Data scaling (estimated):
  50 hours:   Overfits — use heavy augmentation + pre-training
  200 hours:  Moderate — fine-tune from nuScenes pre-trained
  1000 hours: Good — most scenarios covered
  5000 hours: Excellent — captures rare events

Compute-optimal (Chinchilla-style):
  For 200M model, you want ~10-20M tokens of training data
  At 1,024 tokens/frame × 10 FPS = 10,240 tokens/second
  10-20M tokens ≈ 1,000-2,000 seconds ≈ 17-33 minutes of driving
  BUT you want diverse data → need much more driving hours with variety

9. Efficient Inference Strategies

9.1 Parallel Token Generation (MaskGIT-style)

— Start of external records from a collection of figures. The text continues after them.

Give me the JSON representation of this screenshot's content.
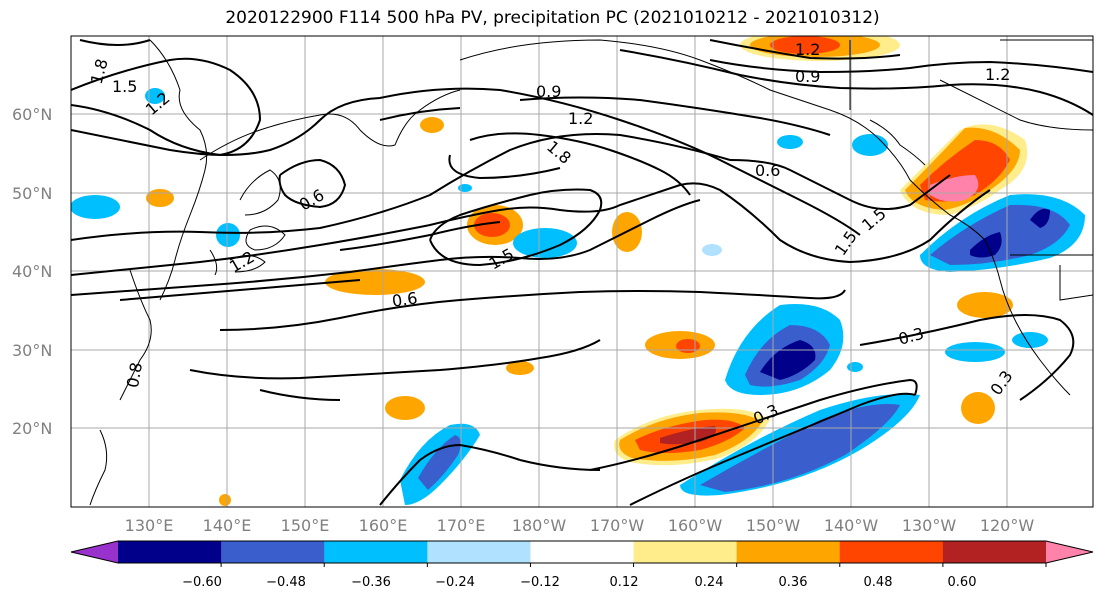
{
  "title": "2020122900 F114 500 hPa PV, precipitation PC (2021010212 - 2021010312)",
  "map": {
    "lat_labels": [
      "60°N",
      "50°N",
      "40°N",
      "30°N",
      "20°N"
    ],
    "lon_labels": [
      "130°E",
      "140°E",
      "150°E",
      "160°E",
      "170°E",
      "180°W",
      "170°W",
      "160°W",
      "150°W",
      "140°W",
      "130°W",
      "120°W"
    ],
    "lon_range": [
      120,
      251
    ],
    "lat_range": [
      10,
      70
    ],
    "contour_labels": [
      "1.8",
      "1.5",
      "1.2",
      "0.6",
      "0.9",
      "1.2",
      "1.8",
      "1.2",
      "0.9",
      "1.2",
      "0.6",
      "1.5",
      "1.5",
      "1.2",
      "1.5",
      "0.6",
      "0.3",
      "0.3",
      "0.3",
      "0.8"
    ]
  },
  "colorbar": {
    "ticks": [
      "−0.60",
      "−0.48",
      "−0.36",
      "−0.24",
      "−0.12",
      "0.12",
      "0.24",
      "0.36",
      "0.48",
      "0.60"
    ],
    "colors": [
      "#9932CC",
      "#00008B",
      "#3A5FCD",
      "#00BFFF",
      "#B0E2FF",
      "#FFFFFF",
      "#FFEC8B",
      "#FFA500",
      "#FF4500",
      "#B22222",
      "#FF82AB"
    ]
  }
}
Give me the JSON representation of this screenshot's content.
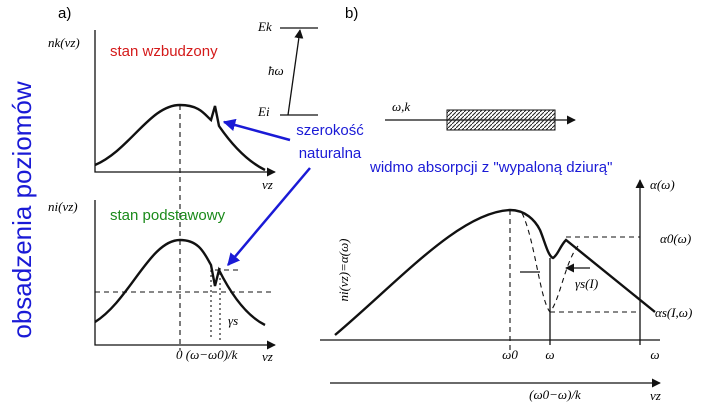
{
  "side_label": "obsadzenia poziomów",
  "panel_a": {
    "label": "a)",
    "excited": {
      "y_label": "nk(vz)",
      "x_label": "vz",
      "caption": "stan wzbudzony"
    },
    "ground": {
      "y_label": "ni(vz)",
      "x_label": "vz",
      "caption": "stan podstawowy",
      "x_tick": "0 (ω−ω0)/k",
      "width_label": "γs"
    },
    "levels": {
      "upper": "Ek",
      "lower": "Ei",
      "photon": "ħω"
    }
  },
  "natural_width": [
    "szerokość",
    "naturalna"
  ],
  "panel_b": {
    "label": "b)",
    "beam": "ω,k",
    "caption": "widmo absorpcji z \"wypaloną dziurą\"",
    "y_label": "ni(vz)=α(ω)",
    "right_axis": "α(ω)",
    "alpha0": "α0(ω)",
    "alphas": "αs(I,ω)",
    "width_label": "γs(I)",
    "x_ticks": [
      "ω0",
      "ω"
    ],
    "x_label": "ω",
    "bottom_tick": "(ω0−ω)/k",
    "bottom_label": "vz"
  }
}
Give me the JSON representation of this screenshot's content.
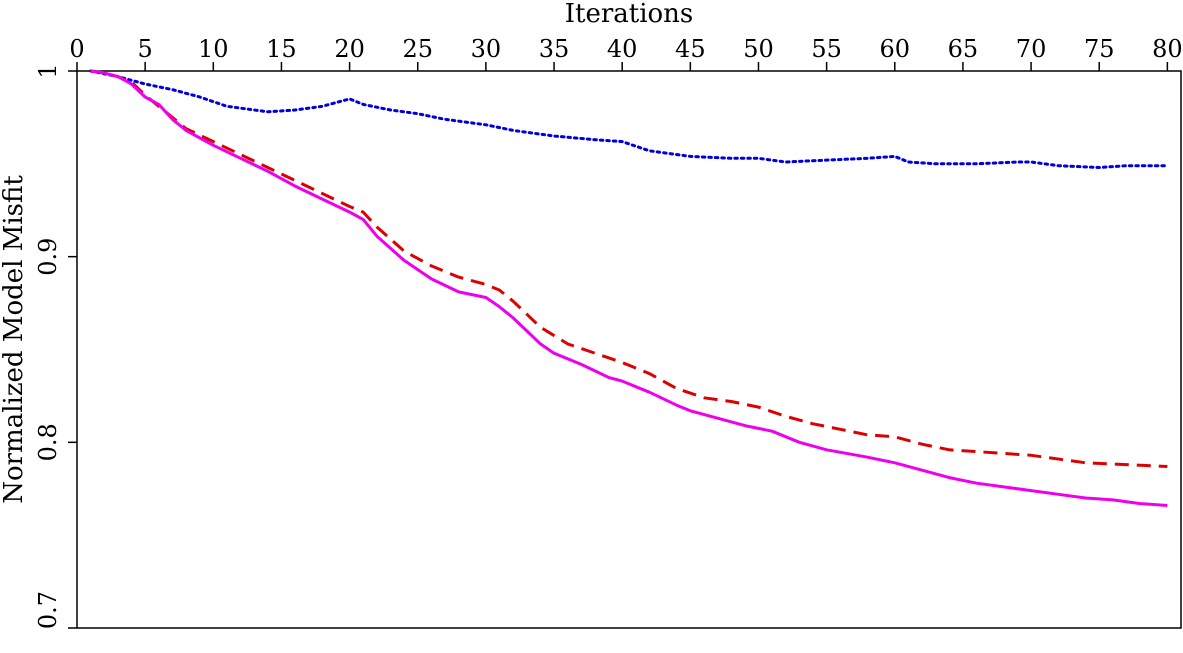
{
  "chart_data": {
    "type": "line",
    "xlabel": "Iterations",
    "ylabel": "Normalized Model Misfit",
    "xlim": [
      0,
      81
    ],
    "ylim": [
      0.7,
      1.0
    ],
    "x_axis_position": "top",
    "x_ticks": [
      0,
      5,
      10,
      15,
      20,
      25,
      30,
      35,
      40,
      45,
      50,
      55,
      60,
      65,
      70,
      75,
      80
    ],
    "x_tick_labels": [
      "0",
      "5",
      "10",
      "15",
      "20",
      "25",
      "30",
      "35",
      "40",
      "45",
      "50",
      "55",
      "60",
      "65",
      "70",
      "75",
      "80"
    ],
    "y_ticks": [
      0.7,
      0.8,
      0.9,
      1.0
    ],
    "y_tick_labels": [
      "0.7",
      "0.8",
      "0.9",
      "1"
    ],
    "grid": false,
    "series": [
      {
        "color": "#0000dd",
        "style": "dotted",
        "points": [
          [
            1,
            1.0
          ],
          [
            3,
            0.997
          ],
          [
            5,
            0.993
          ],
          [
            7,
            0.99
          ],
          [
            9,
            0.986
          ],
          [
            11,
            0.981
          ],
          [
            13,
            0.979
          ],
          [
            14,
            0.978
          ],
          [
            16,
            0.979
          ],
          [
            18,
            0.981
          ],
          [
            20,
            0.985
          ],
          [
            21,
            0.982
          ],
          [
            23,
            0.979
          ],
          [
            25,
            0.977
          ],
          [
            27,
            0.974
          ],
          [
            30,
            0.971
          ],
          [
            32,
            0.968
          ],
          [
            35,
            0.965
          ],
          [
            38,
            0.963
          ],
          [
            40,
            0.962
          ],
          [
            42,
            0.957
          ],
          [
            45,
            0.954
          ],
          [
            48,
            0.953
          ],
          [
            50,
            0.953
          ],
          [
            52,
            0.951
          ],
          [
            55,
            0.952
          ],
          [
            58,
            0.953
          ],
          [
            60,
            0.954
          ],
          [
            61,
            0.951
          ],
          [
            63,
            0.95
          ],
          [
            66,
            0.95
          ],
          [
            69,
            0.951
          ],
          [
            70,
            0.951
          ],
          [
            72,
            0.949
          ],
          [
            75,
            0.948
          ],
          [
            77,
            0.949
          ],
          [
            80,
            0.949
          ]
        ]
      },
      {
        "color": "#dd0000",
        "style": "dashed",
        "points": [
          [
            1,
            1.0
          ],
          [
            2,
            0.999
          ],
          [
            3,
            0.997
          ],
          [
            4,
            0.994
          ],
          [
            5,
            0.987
          ],
          [
            6,
            0.981
          ],
          [
            7,
            0.975
          ],
          [
            8,
            0.969
          ],
          [
            10,
            0.962
          ],
          [
            12,
            0.955
          ],
          [
            14,
            0.948
          ],
          [
            16,
            0.941
          ],
          [
            18,
            0.934
          ],
          [
            20,
            0.927
          ],
          [
            21,
            0.924
          ],
          [
            22,
            0.916
          ],
          [
            24,
            0.903
          ],
          [
            26,
            0.895
          ],
          [
            28,
            0.889
          ],
          [
            30,
            0.885
          ],
          [
            31,
            0.882
          ],
          [
            32,
            0.876
          ],
          [
            33,
            0.869
          ],
          [
            34,
            0.862
          ],
          [
            36,
            0.853
          ],
          [
            38,
            0.848
          ],
          [
            40,
            0.843
          ],
          [
            42,
            0.837
          ],
          [
            44,
            0.829
          ],
          [
            46,
            0.824
          ],
          [
            48,
            0.822
          ],
          [
            50,
            0.819
          ],
          [
            52,
            0.814
          ],
          [
            54,
            0.81
          ],
          [
            56,
            0.807
          ],
          [
            58,
            0.804
          ],
          [
            60,
            0.803
          ],
          [
            62,
            0.799
          ],
          [
            64,
            0.796
          ],
          [
            66,
            0.795
          ],
          [
            70,
            0.793
          ],
          [
            74,
            0.789
          ],
          [
            77,
            0.788
          ],
          [
            80,
            0.787
          ]
        ]
      },
      {
        "color": "#ee00ee",
        "style": "solid",
        "points": [
          [
            1,
            1.0
          ],
          [
            2,
            0.999
          ],
          [
            3,
            0.997
          ],
          [
            4,
            0.993
          ],
          [
            5,
            0.986
          ],
          [
            6,
            0.982
          ],
          [
            7,
            0.974
          ],
          [
            8,
            0.968
          ],
          [
            10,
            0.96
          ],
          [
            12,
            0.953
          ],
          [
            14,
            0.946
          ],
          [
            16,
            0.938
          ],
          [
            18,
            0.931
          ],
          [
            20,
            0.924
          ],
          [
            21,
            0.92
          ],
          [
            22,
            0.911
          ],
          [
            24,
            0.898
          ],
          [
            26,
            0.888
          ],
          [
            28,
            0.881
          ],
          [
            30,
            0.878
          ],
          [
            31,
            0.873
          ],
          [
            32,
            0.867
          ],
          [
            33,
            0.86
          ],
          [
            34,
            0.853
          ],
          [
            35,
            0.848
          ],
          [
            37,
            0.842
          ],
          [
            39,
            0.835
          ],
          [
            40,
            0.833
          ],
          [
            42,
            0.827
          ],
          [
            44,
            0.82
          ],
          [
            45,
            0.817
          ],
          [
            47,
            0.813
          ],
          [
            49,
            0.809
          ],
          [
            51,
            0.806
          ],
          [
            53,
            0.8
          ],
          [
            55,
            0.796
          ],
          [
            58,
            0.792
          ],
          [
            60,
            0.789
          ],
          [
            62,
            0.785
          ],
          [
            64,
            0.781
          ],
          [
            66,
            0.778
          ],
          [
            68,
            0.776
          ],
          [
            70,
            0.774
          ],
          [
            72,
            0.772
          ],
          [
            74,
            0.77
          ],
          [
            76,
            0.769
          ],
          [
            78,
            0.767
          ],
          [
            80,
            0.766
          ]
        ]
      }
    ]
  }
}
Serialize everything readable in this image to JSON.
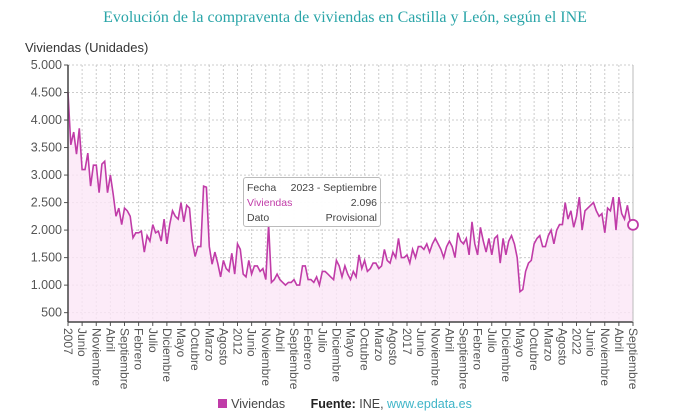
{
  "chart_data": {
    "type": "line",
    "title": "Evolución de la compraventa de viviendas en Castilla y León, según el INE",
    "ylabel": "Viviendas (Unidades)",
    "xlabel": "",
    "ylim": [
      330,
      5000
    ],
    "yticks": [
      500,
      1000,
      1500,
      2000,
      2500,
      3000,
      3500,
      4000,
      4500,
      5000
    ],
    "ytick_labels": [
      "500",
      "1.000",
      "1.500",
      "2.000",
      "2.500",
      "3.000",
      "3.500",
      "4.000",
      "4.500",
      "5.000"
    ],
    "x_start": "2007-01",
    "x_end": "2023-09",
    "xtick_labels": [
      "2007",
      "Junio",
      "Noviembre",
      "Abril",
      "Septiembre",
      "Febrero",
      "Julio",
      "Diciembre",
      "Mayo",
      "Octubre",
      "Marzo",
      "Agosto",
      "2012",
      "Junio",
      "Noviembre",
      "Abril",
      "Septiembre",
      "Febrero",
      "Julio",
      "Diciembre",
      "Mayo",
      "Octubre",
      "Marzo",
      "Agosto",
      "2017",
      "Junio",
      "Noviembre",
      "Abril",
      "Septiembre",
      "Febrero",
      "Julio",
      "Diciembre",
      "Mayo",
      "Octubre",
      "Marzo",
      "Agosto",
      "2022",
      "Junio",
      "Noviembre",
      "Abril",
      "Septiembre"
    ],
    "grid": true,
    "legend_position": "bottom",
    "colors": {
      "line": "#c03ca8",
      "fill": "#fbe6f6",
      "title": "#2aa5a8"
    },
    "series": [
      {
        "name": "Viviendas",
        "values": [
          4500,
          3550,
          3780,
          3380,
          3850,
          3100,
          3100,
          3400,
          2800,
          3180,
          3180,
          2680,
          3200,
          3250,
          2680,
          3000,
          2650,
          2250,
          2400,
          2100,
          2400,
          2350,
          2250,
          1860,
          1950,
          1950,
          1980,
          1600,
          1900,
          1800,
          2100,
          1950,
          1980,
          1800,
          2200,
          1750,
          2100,
          2350,
          2250,
          2200,
          2500,
          2150,
          2450,
          2400,
          1800,
          1520,
          1700,
          1700,
          2800,
          2780,
          1700,
          1380,
          1600,
          1400,
          1150,
          1450,
          1300,
          1250,
          1580,
          1200,
          1750,
          1650,
          1200,
          1150,
          1450,
          1200,
          1350,
          1350,
          1250,
          1300,
          1100,
          2100,
          1050,
          1100,
          1200,
          1100,
          1050,
          1000,
          1050,
          1050,
          1100,
          1000,
          1000,
          1350,
          1350,
          1100,
          1100,
          1050,
          1150,
          1000,
          1250,
          1250,
          1200,
          1150,
          1100,
          1450,
          1350,
          1150,
          1350,
          1200,
          1100,
          1250,
          1150,
          1550,
          1300,
          1450,
          1250,
          1300,
          1400,
          1400,
          1300,
          1350,
          1650,
          1450,
          1400,
          1600,
          1500,
          1850,
          1500,
          1500,
          1550,
          1400,
          1650,
          1500,
          1700,
          1700,
          1650,
          1750,
          1600,
          1750,
          1850,
          1750,
          1650,
          1500,
          1700,
          1800,
          1700,
          1500,
          1950,
          1800,
          1750,
          1850,
          1550,
          2150,
          1750,
          1550,
          2050,
          1800,
          1600,
          1850,
          1550,
          1850,
          1900,
          1400,
          1850,
          1550,
          1800,
          1900,
          1750,
          1500,
          880,
          920,
          1250,
          1400,
          1450,
          1750,
          1850,
          1900,
          1700,
          1700,
          1900,
          2000,
          1750,
          2000,
          2100,
          2100,
          2500,
          2200,
          2350,
          2050,
          2250,
          2600,
          2000,
          2350,
          2400,
          2450,
          2500,
          2350,
          2250,
          2300,
          1950,
          2400,
          2350,
          2600,
          2000,
          2600,
          2300,
          2200,
          2450,
          2150,
          2096
        ]
      }
    ],
    "tooltip": {
      "fecha_label": "Fecha",
      "fecha_value": "2023 - Septiembre",
      "series_label": "Viviendas",
      "series_value": "2.096",
      "dato_label": "Dato",
      "dato_value": "Provisional"
    },
    "legend": {
      "series": "Viviendas"
    },
    "source": {
      "label": "Fuente:",
      "text": "INE,",
      "link": "www.epdata.es"
    }
  }
}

Instead of generating tokens one by one:

Step 1: Generate ALL future tokens simultaneously (parallel)
Step 2: Keep high-confidence tokens, mask low-confidence ones
Step 3: Re-generate masked tokens conditioned on kept ones
Step 4: Repeat 4-8 times

Result: N tokens in ~8 steps instead of N sequential steps
For 1,024 tokens: 8 steps vs 1,024 steps → 128x faster

9.2 Speculative Decoding

Use a small model to draft, large model to verify:

Small model (20M params): Generate 8 candidate tokens quickly
Large model (200M params): Verify all 8 in one forward pass
Accept verified tokens, reject and re-generate bad ones

Speedup: 2-3x with well-matched small/large models

Sources

  • Vaswani et al. "Attention Is All You Need." NeurIPS, 2017
  • Radford et al. "Language Models are Unsupervised Multitask Learners." (GPT-2), 2019
  • Su et al. "RoFormer: Enhanced Transformer with Rotary Position Embedding." 2021
  • Kaplan et al. "Scaling Laws for Neural Language Models." arXiv, 2020
  • Hoffmann et al. "Training Compute-Optimal Large Language Models." NeurIPS, 2022
  • Chang et al. "MaskGIT: Masked Generative Image Transformer." CVPR, 2022
  • Zheng et al. "OccWorld." ECCV, 2024
  • Hafner et al. "Dreamer V4." arXiv, 2025

Public research notes collected from public sources.